Crispy Parmesan and Gruyere Potato
Ingredients
4 large potatoes (about 2 pounds)
1 cup grated Gruyere cheese
1 cup grated Parmesan cheese
2 cups heavy cream2 cloves garlic, minced
1/4 teaspoon nutmeg
Salt and pepper to taste
2 tablespoons butter (for greasing the dish)
Fresh parsley (for garnish, optional)
Directions
Preheat Oven: Set your oven to 375°F (190°C). Grease a baking dish with butter for a non-stick base.
Peel and thinly slice the potatoes (about 1/8 inch thick). Use a mandolin for perfectly even slices.
In a mixing bowl, combine heavy cream, minced garlic, nutmeg, salt, and pepper. Stir until well blended.
Spread half the potato slices in the greased baking dish. Pour half the cream mixture evenly over the potatoes.

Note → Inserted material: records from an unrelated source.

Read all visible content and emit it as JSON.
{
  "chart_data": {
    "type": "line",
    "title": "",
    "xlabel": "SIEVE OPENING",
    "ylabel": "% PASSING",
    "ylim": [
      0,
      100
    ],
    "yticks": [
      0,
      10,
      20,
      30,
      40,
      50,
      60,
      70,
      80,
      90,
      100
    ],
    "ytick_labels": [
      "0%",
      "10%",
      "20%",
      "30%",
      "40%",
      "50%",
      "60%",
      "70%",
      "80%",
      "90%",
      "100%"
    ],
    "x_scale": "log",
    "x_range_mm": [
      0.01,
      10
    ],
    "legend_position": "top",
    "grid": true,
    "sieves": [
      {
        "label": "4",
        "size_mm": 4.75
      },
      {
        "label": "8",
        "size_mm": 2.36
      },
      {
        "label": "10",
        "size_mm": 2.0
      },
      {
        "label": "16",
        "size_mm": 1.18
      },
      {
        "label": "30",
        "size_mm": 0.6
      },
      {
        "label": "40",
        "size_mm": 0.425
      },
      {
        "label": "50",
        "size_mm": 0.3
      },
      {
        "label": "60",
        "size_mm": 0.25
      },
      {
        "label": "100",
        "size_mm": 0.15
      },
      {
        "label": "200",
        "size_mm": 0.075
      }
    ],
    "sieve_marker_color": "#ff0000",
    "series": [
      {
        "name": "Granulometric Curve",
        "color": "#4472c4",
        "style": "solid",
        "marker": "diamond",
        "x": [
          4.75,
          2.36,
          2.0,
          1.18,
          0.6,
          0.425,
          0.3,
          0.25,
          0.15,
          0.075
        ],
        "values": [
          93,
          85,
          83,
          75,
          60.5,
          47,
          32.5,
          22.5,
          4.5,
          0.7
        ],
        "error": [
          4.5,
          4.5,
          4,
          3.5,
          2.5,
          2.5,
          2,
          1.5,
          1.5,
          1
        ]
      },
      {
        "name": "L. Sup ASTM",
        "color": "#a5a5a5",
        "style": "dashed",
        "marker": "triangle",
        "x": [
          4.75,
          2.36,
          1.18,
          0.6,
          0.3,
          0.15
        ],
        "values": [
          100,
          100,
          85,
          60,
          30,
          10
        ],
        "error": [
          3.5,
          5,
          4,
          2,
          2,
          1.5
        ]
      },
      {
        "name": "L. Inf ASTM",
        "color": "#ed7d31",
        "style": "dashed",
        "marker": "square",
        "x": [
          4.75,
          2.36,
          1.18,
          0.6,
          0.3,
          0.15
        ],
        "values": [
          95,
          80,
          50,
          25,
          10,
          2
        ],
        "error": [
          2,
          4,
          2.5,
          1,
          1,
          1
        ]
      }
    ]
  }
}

Sprinkle half the Gruyere and Parmesan cheeses on top. Repeat with the remaining potatoes, cream, and cheeses.
Cover the dish with aluminum foil and bake for 45 minutes. Remove the foil and bake for an additional 30-40 minutes until the top turns golden and crispy.
Cool and Serve: Allow the gratin to cool for about 10 minutes before serving. Garnish with fresh parsley (optional).